Nicodemos é um fariseu bem-intencionado que procura a luz. Certa noite, vai ter com Jesus, porque intui que Ele é um homem de Deus e acha que Ele o pode guiar em direção à luz, à vida, à “salvação”. Por isso, Nicodemos, interessado em entender o projeto de Jesus, em mergulhar no mistério de Jesus, interroga-se sobre o que Jesus pretende com a pregação pelas aldeias e vilas da Galileia. E Jesus expõe-lhe o projeto que o Pai lhe confiou. Ele “desceu do céu”, por mandato de Deus, para vir ao encontro dos homens e para lhes apontar as vias para a vida verdadeira. Por trás desta iniciativa de Deus, está o amor infinito que Ele sente pelos seus filhos que peregrinam na Terra.
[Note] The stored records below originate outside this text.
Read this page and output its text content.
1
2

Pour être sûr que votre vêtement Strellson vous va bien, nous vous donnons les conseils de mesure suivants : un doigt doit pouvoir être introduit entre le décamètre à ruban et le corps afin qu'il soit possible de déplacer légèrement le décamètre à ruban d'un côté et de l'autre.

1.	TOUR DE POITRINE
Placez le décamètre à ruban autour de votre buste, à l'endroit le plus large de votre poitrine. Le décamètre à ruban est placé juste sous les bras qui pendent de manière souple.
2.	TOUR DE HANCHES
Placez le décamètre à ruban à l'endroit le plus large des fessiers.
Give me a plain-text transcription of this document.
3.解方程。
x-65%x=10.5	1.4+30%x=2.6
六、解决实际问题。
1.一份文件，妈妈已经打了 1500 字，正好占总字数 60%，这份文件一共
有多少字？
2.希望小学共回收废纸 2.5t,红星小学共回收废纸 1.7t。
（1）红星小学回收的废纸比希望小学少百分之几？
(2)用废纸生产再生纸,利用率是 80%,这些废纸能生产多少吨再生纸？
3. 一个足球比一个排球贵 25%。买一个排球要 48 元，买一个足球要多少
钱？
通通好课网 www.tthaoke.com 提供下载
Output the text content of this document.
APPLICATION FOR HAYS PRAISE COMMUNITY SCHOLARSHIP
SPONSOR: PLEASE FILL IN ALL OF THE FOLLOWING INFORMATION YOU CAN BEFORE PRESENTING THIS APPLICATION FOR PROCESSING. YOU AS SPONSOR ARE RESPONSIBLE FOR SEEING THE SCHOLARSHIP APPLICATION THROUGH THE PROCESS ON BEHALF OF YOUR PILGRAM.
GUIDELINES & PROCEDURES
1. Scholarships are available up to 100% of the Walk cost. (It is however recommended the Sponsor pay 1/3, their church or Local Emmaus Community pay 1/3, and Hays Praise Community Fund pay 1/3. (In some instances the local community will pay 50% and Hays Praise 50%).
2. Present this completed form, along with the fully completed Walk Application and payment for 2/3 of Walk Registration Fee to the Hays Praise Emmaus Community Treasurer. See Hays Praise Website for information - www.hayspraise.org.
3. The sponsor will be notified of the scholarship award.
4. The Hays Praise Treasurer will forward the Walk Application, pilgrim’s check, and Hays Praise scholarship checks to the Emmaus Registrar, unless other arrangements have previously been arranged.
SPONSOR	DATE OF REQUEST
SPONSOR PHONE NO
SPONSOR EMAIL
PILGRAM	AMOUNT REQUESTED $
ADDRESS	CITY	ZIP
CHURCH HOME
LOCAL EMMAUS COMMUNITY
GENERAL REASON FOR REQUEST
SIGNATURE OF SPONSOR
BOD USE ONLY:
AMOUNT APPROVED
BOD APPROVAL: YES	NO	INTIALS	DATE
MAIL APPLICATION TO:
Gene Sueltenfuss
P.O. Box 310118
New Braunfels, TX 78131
Jesus dir-lhes-á, com a vida, palavras e gestos, que Deus os ama com um amor sem igual, e convidá-los-á a acolherem esse amor e a deixarem-se guiar pelo amor.

Chegará o dia em que Jesus enfrentará, na sua missão, os mecanismos de injustiça e de morte que destroem a vida, que geram infelicidade e sofrimento; o dia em que oferecerá a vida até ao extremo, até ao dom total de Si, para fazer nascer um Mundo novo. Será preso, condenado e içado na cruz, à vista de toda a Jerusalém, por causa da sua ação e do seu testemunho; e todos os que passarem por aquele local contemplarão, no homem que entregou a vida para salvar os irmãos, a grandeza imensurável do amor de Deus. Os que olharem para o Crucificado, aprenderem a lição do amor e passarem a viver no amor, terão vida eterna. Serão pessoas renovadas, que se libertaram do egoísmo, da violência, da autossuficiência, da mentira, da maldade, pois, a exemplo de Jesus, optaram por viver no amor, que é fonte de vida nova.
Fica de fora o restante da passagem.